Freude und Erleichterung herrschten bei Besuchern und Mitarbeitern, als sämtliche Bereiche des Aqualons am Donnerstag nach Monaten der Schließung wieder für das Publikum geöffnet wurden. Ein Massenandrang blieb aus, aber Geschäftsführer Franc Morshuis zeigte sich mit den Zahlen zufrieden. Alle Mitarbeiter waren zum 1. Juni aus der Kurzarbeit zurückgeholt worden und standen am Donnerstag schon um 6.30 Uhr „für den letzten Schliff“ parat.
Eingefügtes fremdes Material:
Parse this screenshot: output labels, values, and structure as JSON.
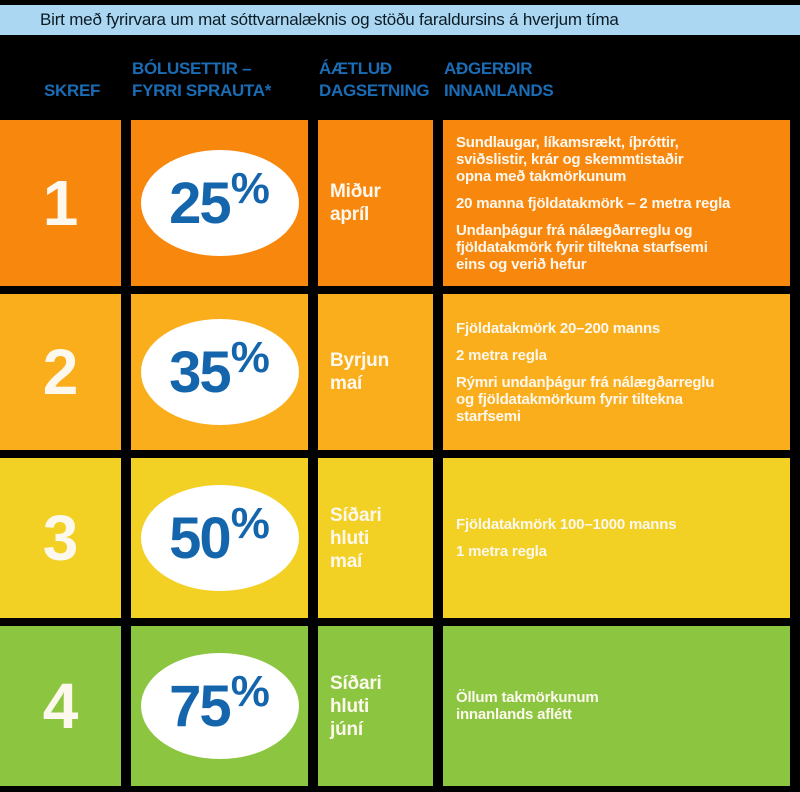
{
  "banner": {
    "text": "Birt með fyrirvara um mat sóttvarnalæknis og stöðu faraldursins á hverjum tíma"
  },
  "labels": {
    "percent_sign": "%"
  },
  "colors": {
    "background": "#000000",
    "banner_bg": "#ABD7F3",
    "banner_text": "#0B1B24",
    "header_text": "#1A6CB5",
    "percent_text": "#1565AD",
    "ellipse_bg": "#FFFFFF",
    "cell_text": "#FDF8EE"
  },
  "table": {
    "headers": [
      {
        "label": "SKREF"
      },
      {
        "label": "BÓLUSETTIR –\nFYRRI SPRAUTA*"
      },
      {
        "label": "ÁÆTLUÐ\nDAGSETNING"
      },
      {
        "label": "AÐGERÐIR\nINNANLANDS"
      }
    ],
    "rows": [
      {
        "step": "1",
        "pct": "25",
        "date": "Miður\napríl",
        "color": "#F8870E",
        "actions": [
          "Sundlaugar, líkamsrækt, íþróttir,\nsviðslistir, krár og skemmtistaðir\nopna með takmörkunum",
          "20 manna fjöldatakmörk  –  2 metra regla",
          "Undanþágur frá nálægðarreglu og\nfjöldatakmörk fyrir tiltekna starfsemi\neins og verið hefur"
        ]
      },
      {
        "step": "2",
        "pct": "35",
        "date": "Byrjun\nmaí",
        "color": "#FAAE1B",
        "actions": [
          "Fjöldatakmörk 20–200 manns",
          "2 metra regla",
          "Rýmri undanþágur frá nálægðarreglu\nog fjöldatakmörkum fyrir tiltekna\nstarfsemi"
        ]
      },
      {
        "step": "3",
        "pct": "50",
        "date": "Síðari\nhluti\nmaí",
        "color": "#F2D024",
        "actions": [
          "Fjöldatakmörk 100–1000 manns",
          "1 metra regla"
        ]
      },
      {
        "step": "4",
        "pct": "75",
        "date": "Síðari\nhluti\njúní",
        "color": "#8CC640",
        "actions": [
          "Öllum takmörkunum\ninnanlands aflétt"
        ]
      }
    ]
  },
  "chart_data": {
    "type": "table",
    "columns": [
      "SKREF",
      "BÓLUSETTIR – FYRRI SPRAUTA*",
      "ÁÆTLUÐ DAGSETNING",
      "AÐGERÐIR INNANLANDS"
    ],
    "rows": [
      [
        "1",
        "25%",
        "Miður apríl",
        "Sundlaugar, líkamsrækt, íþróttir, sviðslistir, krár og skemmtistaðir opna með takmörkunum; 20 manna fjöldatakmörk – 2 metra regla; Undanþágur frá nálægðarreglu og fjöldatakmörk fyrir tiltekna starfsemi eins og verið hefur"
      ],
      [
        "2",
        "35%",
        "Byrjun maí",
        "Fjöldatakmörk 20–200 manns; 2 metra regla; Rýmri undanþágur frá nálægðarreglu og fjöldatakmörkum fyrir tiltekna starfsemi"
      ],
      [
        "3",
        "50%",
        "Síðari hluti maí",
        "Fjöldatakmörk 100–1000 manns; 1 metra regla"
      ],
      [
        "4",
        "75%",
        "Síðari hluti júní",
        "Öllum takmörkunum innanlands aflétt"
      ]
    ],
    "percent_values": [
      25,
      35,
      50,
      75
    ],
    "disclaimer": "Birt með fyrirvara um mat sóttvarnalæknis og stöðu faraldursins á hverjum tíma"
  }
}
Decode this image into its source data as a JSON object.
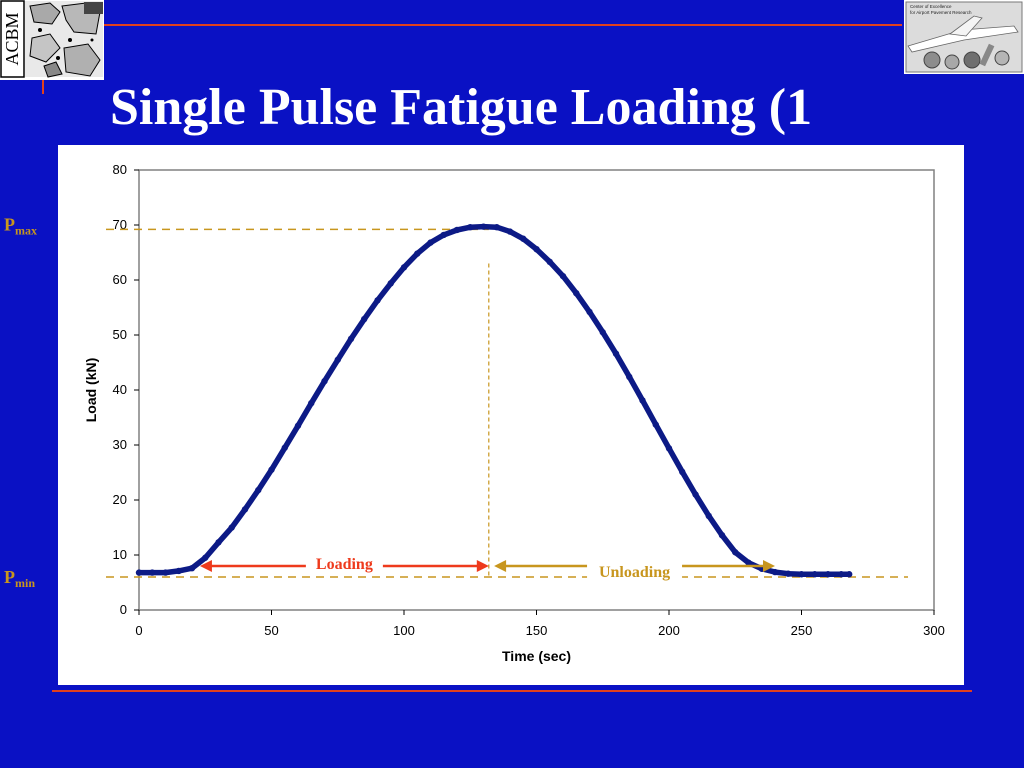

Gut besucht, aber kein Massenandrang: Die Badegäste und anderen Kunden freuten sich über die Wiedereröffnung des Aqualon.
Gut besucht, aber kein Massenandrang: Die Badegäste und anderen Kunden freuten sich über die Wiedereröffnung des Aqualon. | Bild: Michael Gottstein

Trotz der niedrigen Inzidenzwerte gilt noch immer die „3-G-Regel“, das heißt: Die Besucher müssen vollständig geimpft oder genesen sein oder ein aktuelles negatives Testergebnis vorweisen, um Zutritt zu allen Innenbereichen zu haben. Ausgenommen ist, wer die Arztpraxen, die Therapiebereiche oder auf ärztliche Anordnung die Fitnessräume besucht. „Wir haben also ein gemischtes Publikum, und das macht die Sache etwas kompliziert“, so Franc Morshuis.

Geschäftsführer Franc Morshuis und Hostess Sabrina Ufer begrüßen den Gast Eberhard Wolf (von links).
Geschäftsführer Franc Morshuis und Hostess Sabrina Ufer begrüßen den Gast Eberhard Wolf (von links). | Bild: Michael Gottstein

Um die Gäste zu instruieren, hatte er eigens vier Hostessen eingestellt. „Die meisten wissen, dass sie einen Test brauchen“, sagte die Empfangsdame Sabrina Ufer und fügte hinzu: „Man merkt den Gästen an, dass sie froh sind über die Lockerungen.“ Gleich in der ersten Öffnungsstunde war auch Eberhard Wolf, „ein alter Freund des Hauses“, in das Aqualon zurückgekehrt. „Während der Schließung habe ich die Gelegenheit genutzt und den Hochschwarzwald erwandert“, berichtete er, während er den Anmeldezettel ausfüllte.

Härtetest für neue Software

Die Wiedereröffnung war auch der Härtetest für die neue Software, die den Besuchern den Zugang zum Aqualon erleichtert und den Wechsel zwischen den Bereichen ohne Anstehen ermöglicht. Damit alles reibungslos klappte, waren eigens die Software-Experten angereist. Rund 400 Karten waren im Laufe der vergangenen Tage über das Internet verkauft worden, die Ticketinhaber konnten ohne Wartezeiten über eine neue „fast lane“ (deutsch: Schnellstraße) das Aqualon betreten.

Geschäftsführer Franc Morshuis vor dem wiedereröffneten Freibad.
Geschäftsführer Franc Morshuis vor dem wiedereröffneten Freibad. | Bild: Michael Gottstein

Während der Schließungshase hatten die Mitarbeiter das Bad repariert und gründlich gereinigt. Überall weisen Schilder dezent, aber unübersehbar auf die Hygieneregeln und maximalen Besucherzahlen hin. Auch in dem zum Aqualon gehörenden Hotel „Schweizerblick“ haben die Buchungen schon deutlich zugenommen.